For the near future, the most important part of the contract is about making sure that in the code of the app there are no transitive dependencies or hidden assumptions about the availability of certain modules. All of the used JS modules, variables from the run-time, should be expressed via explicit dependencies so that there’s a guarantee they will be loaded and available for the app code, which needs them.
Moreover, there’s much more you can do in the app in order to not cause performance degradation on the client side. For example, loading the app code only when it’s needed (i.e. not misapplying global contexts) or lazy loading the app features which are not crucial to the user experience on a given page (i.e. keeping critical path as lean as possible). We plan to cover these topics in the future, to leverage both modern front-end tools and Jira-specific tools like WRM 5.
Hey @skorytnicki - since working with a few customers of mine, I’m quite aware of the problem you are going after.
May I suggest an alternative or complementary approach?

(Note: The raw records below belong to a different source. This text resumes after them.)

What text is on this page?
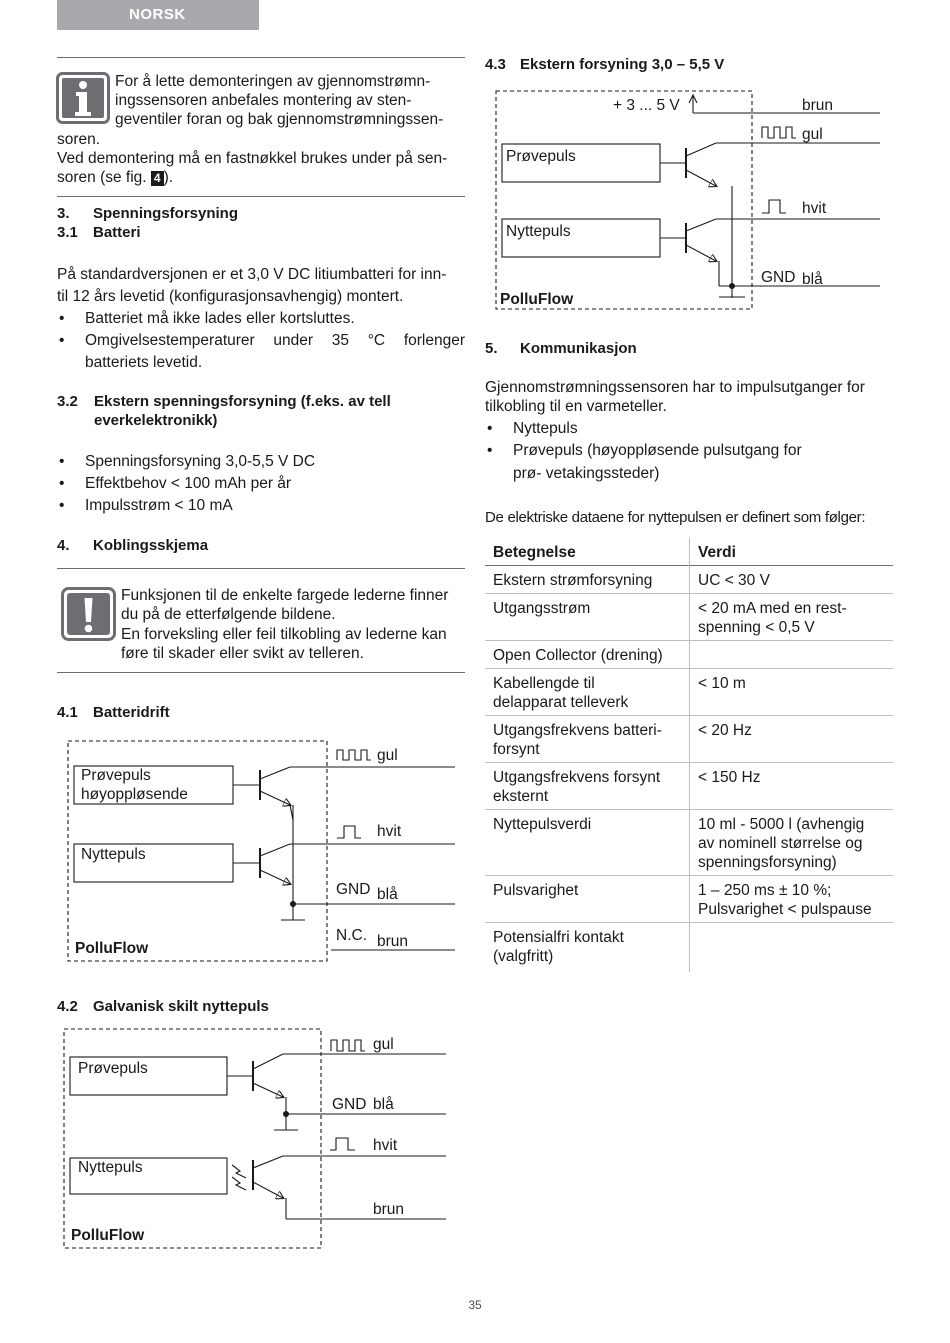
NORSK
For å lette demonteringen av gjennomstrømn-
ingssensoren anbefales montering av sten-
geventiler foran og bak gjennomstrømningssen-
soren.
Ved demontering må en fastnøkkel brukes under på sen-
soren (se fig. 4 ).
3. Spenningsforsyning
3.1 Batteri
På standardversjonen er et 3,0 V DC litiumbatteri for inn-
til 12 års levetid (konfigurasjonsavhengig) montert.
• Batteriet må ikke lades eller kortsluttes.
• Omgivelsestemperaturer under 35 °C forlenger
batteriets levetid.
3.2 Ekstern spenningsforsyning (f.eks. av tell
everkelektronikk)
• Spenningsforsyning 3,0-5,5 V DC
• Effektbehov < 100 mAh per år
• Impulsstrøm < 10 mA
4. Koblingsskjema
Funksjonen til de enkelte fargede lederne finner
du på de etterfølgende bildene.
En forveksling eller feil tilkobling av lederne kan
føre til skader eller svikt av telleren.
4.1 Batteridrift
Prøvepuls
høyoppløsende
Nyttepuls
PolluFlow
gul
hvit
GND blå
N.C. brun
4.2 Galvanisk skilt nyttepuls
Prøvepuls
Nyttepuls
PolluFlow
gul
GND blå
hvit
brun
4.3 Ekstern forsyning 3,0 – 5,5 V
+ 3 ... 5 V
Prøvepuls
Nyttepuls
PolluFlow
brun
gul
hvit
GND blå
5. Kommunikasjon
Gjennomstrømningssensoren har to impulsutganger for
tilkobling til en varmeteller.
• Nyttepuls
• Prøvepuls (høyoppløsende pulsutgang for
prø- vetakingssteder)
De elektriske dataene for nyttepulsen er definert som følger:
Betegnelse	Verdi
Ekstern strømforsyning	UC < 30 V
Utgangsstrøm	< 20 mA med en rest-
spenning < 0,5 V
Open Collector (drening)	
Kabellengde til
delapparat telleverk	< 10 m
Utgangsfrekvens batteri-
forsynt	< 20 Hz
Utgangsfrekvens forsynt
eksternt	< 150 Hz
Nyttepulsverdi	10 ml - 5000 l (avhengig
av nominell størrelse og
spenningsforsyning)
Pulsvarighet	1 – 250 ms ± 10 %;
Pulsvarighet < pulspause
Potensialfri kontakt
(valgfritt)	
35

I discovered one customer had 7 apps installed loading frontend resources in the issue view context, all of them bundled react. As a first step, it would be helpful for customers to make it easier to identify those apps, for example with a badge indicating the bundle size of the web-resources, or alternatively, make it a check in the DC approval process in order to catch these problems, before they reach the customer.
I personally found that loading react in this context is not worth it and I only load it in project page modules for my own apps
Thank you for your comment, @ernst.stefan. We ran into similar problems in our support cases. Better performance of Jira is indeed a joint journey of Atlassian and vendors.
However, we don’t want to introduce such quality measures as extra steps in DC apps approval process just yet, and take a more iterative approach
Also, such issues can be mitigated on the vendor side without us being strict about what’s permitted and what is not. Hopefully, sharing Jira APIs and good development practices are going to help vendors care about the performance and identify slow code paths, huge bundles, lack of lazy-loading techniques before the app reaches the customer. We believe that right now, we don’t have to explicitly limit or restrict what’s possible within the 3rd party apps. This way we don’t hurt vendors and customers, but rather enable and encourage organic improvements without pressure on either side.
This led us to a lean proposition of both API and contract, to enable improvements on Jira side first and giving vendors time to adjust their apps if necessary. For now, we want to make sure that we won’t break apps by removing resources (think hidden transitive dependencies), changing DOM structure or bumping libraries.